Katma değerli üretime ve ticarete katkı
Açılış konuşmalarının ardından sürdürülebilirlik eylem planlarını hazırlayan danışmanlık firması Ernst & Young’ın yetkilileri bir sunum gerçekleştirdi. Sunumda, sektörlerin genel değerlendirmeleri yapılırken sürdürülebilirlik alanındaki mevzuatlar ve sektörel sürdürülebilirlik yol haritaları hakkında da bilgi verildi.
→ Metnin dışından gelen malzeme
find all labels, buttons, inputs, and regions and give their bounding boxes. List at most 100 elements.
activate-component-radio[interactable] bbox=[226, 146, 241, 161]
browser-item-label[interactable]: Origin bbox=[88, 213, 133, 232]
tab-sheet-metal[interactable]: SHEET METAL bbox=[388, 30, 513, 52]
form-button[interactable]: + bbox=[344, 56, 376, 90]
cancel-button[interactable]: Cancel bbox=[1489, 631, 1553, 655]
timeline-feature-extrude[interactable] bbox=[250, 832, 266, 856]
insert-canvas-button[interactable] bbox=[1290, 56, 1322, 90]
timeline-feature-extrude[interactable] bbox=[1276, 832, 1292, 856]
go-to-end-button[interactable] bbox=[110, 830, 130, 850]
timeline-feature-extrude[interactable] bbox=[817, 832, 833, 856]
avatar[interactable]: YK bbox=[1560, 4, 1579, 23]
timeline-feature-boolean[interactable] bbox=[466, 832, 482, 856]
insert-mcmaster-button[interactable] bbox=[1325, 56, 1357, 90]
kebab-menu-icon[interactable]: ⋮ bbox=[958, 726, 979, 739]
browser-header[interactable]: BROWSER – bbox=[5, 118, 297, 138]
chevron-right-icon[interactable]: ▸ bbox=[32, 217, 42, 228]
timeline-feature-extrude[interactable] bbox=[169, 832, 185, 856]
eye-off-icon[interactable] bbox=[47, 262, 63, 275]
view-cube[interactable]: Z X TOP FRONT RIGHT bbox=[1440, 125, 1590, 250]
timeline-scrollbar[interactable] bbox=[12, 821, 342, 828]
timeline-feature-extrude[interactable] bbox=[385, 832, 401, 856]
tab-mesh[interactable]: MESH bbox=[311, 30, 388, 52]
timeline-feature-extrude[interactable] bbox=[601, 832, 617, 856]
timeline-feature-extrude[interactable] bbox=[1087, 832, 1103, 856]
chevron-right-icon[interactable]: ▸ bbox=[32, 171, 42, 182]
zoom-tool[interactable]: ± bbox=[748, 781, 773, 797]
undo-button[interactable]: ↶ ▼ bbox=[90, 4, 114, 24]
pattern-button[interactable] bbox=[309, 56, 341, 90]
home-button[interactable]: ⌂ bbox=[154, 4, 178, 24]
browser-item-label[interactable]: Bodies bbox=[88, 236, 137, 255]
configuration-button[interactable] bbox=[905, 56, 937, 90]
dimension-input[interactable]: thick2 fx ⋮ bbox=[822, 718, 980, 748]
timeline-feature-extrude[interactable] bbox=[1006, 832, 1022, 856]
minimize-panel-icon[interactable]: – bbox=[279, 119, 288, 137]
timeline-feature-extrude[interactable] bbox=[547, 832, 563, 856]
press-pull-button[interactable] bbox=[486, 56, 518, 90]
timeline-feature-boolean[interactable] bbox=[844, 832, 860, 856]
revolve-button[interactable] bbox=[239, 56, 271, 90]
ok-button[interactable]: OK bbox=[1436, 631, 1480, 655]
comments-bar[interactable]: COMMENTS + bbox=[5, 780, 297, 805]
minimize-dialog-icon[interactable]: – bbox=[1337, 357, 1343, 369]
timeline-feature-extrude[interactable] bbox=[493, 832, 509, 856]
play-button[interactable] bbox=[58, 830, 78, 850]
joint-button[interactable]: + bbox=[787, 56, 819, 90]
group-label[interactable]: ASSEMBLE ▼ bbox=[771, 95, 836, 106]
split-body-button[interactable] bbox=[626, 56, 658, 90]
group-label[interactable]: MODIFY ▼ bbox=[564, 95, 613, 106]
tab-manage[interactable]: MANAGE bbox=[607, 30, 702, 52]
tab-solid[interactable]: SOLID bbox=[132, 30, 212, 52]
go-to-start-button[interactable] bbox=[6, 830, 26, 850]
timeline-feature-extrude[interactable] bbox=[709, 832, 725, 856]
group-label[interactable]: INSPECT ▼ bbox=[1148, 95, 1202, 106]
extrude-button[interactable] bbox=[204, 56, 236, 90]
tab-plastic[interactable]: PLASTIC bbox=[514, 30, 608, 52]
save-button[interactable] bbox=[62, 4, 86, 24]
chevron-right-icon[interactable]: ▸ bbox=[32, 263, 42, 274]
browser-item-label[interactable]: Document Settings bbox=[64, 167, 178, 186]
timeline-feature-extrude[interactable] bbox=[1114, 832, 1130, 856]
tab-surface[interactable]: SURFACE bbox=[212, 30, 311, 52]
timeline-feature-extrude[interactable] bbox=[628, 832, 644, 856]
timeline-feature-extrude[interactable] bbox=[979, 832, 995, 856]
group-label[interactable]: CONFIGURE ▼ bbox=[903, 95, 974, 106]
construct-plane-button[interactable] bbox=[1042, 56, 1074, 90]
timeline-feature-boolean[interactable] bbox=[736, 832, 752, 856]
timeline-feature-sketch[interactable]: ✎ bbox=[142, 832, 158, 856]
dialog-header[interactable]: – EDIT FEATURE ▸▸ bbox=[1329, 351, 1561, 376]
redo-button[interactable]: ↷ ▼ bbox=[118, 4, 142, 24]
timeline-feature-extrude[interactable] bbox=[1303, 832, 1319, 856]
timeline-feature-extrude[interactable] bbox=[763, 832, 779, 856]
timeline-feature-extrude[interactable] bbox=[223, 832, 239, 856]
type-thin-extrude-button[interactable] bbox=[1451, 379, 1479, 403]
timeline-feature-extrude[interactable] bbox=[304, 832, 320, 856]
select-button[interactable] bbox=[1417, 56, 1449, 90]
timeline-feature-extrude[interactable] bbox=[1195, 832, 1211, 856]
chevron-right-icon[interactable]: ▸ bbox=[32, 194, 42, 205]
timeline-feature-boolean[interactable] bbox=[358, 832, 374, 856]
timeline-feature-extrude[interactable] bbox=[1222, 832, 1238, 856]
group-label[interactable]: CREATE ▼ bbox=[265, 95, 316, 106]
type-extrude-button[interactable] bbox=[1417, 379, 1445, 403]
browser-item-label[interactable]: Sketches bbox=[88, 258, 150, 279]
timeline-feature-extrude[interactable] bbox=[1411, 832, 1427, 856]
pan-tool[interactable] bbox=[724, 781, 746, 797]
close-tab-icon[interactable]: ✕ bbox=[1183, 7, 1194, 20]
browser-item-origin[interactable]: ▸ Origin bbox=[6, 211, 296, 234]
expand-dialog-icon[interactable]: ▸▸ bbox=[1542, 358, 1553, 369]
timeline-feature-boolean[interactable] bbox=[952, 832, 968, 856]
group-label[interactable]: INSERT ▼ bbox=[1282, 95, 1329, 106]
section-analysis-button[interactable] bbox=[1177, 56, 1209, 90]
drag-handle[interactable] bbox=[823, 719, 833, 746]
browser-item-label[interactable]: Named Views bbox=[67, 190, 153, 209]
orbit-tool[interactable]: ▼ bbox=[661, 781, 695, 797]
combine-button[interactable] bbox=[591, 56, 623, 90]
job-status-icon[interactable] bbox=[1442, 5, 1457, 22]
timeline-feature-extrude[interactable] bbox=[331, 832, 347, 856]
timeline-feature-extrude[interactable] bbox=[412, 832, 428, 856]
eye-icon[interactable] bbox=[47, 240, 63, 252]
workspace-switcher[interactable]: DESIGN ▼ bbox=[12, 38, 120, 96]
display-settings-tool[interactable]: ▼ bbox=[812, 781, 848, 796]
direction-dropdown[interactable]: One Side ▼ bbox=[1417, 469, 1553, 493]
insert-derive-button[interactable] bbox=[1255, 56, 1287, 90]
Eylem planları, Türkiye’nin hem üretim hem de ihracat açısından önde gelen sektörleri arasında yer alan ve aynı zamanda enerji ve kaynak yoğun sektörler içinde bulunan üç sektörün temsilcilerinin ayrı ayrı sunduğu katkılar ile hazırlandı. Bu kapsamda Sürdürülebilir Kalkınma Amaçları ve Avrupa Yeşil Mutabakatı çerçevesinde sürdürülebilirlik analizleri gerçekleştirilerek sektörlerin ekonomik, çevresel ve sosyal dönüşümüne yönelik strateji ve eylemleri belirlendi. Planların, sürdürülebilirlik eksenli yeni mevzuat düzenlemeleri ve belirlenen hedefler doğrultusunda üç sektörün katma değerli üretimine ve ticaretine katkı sağlaması, aynı zamanda sektörlerde faaliyet gösteren ihracatçı firmalar için kaynak oluşturması hedefleniyor.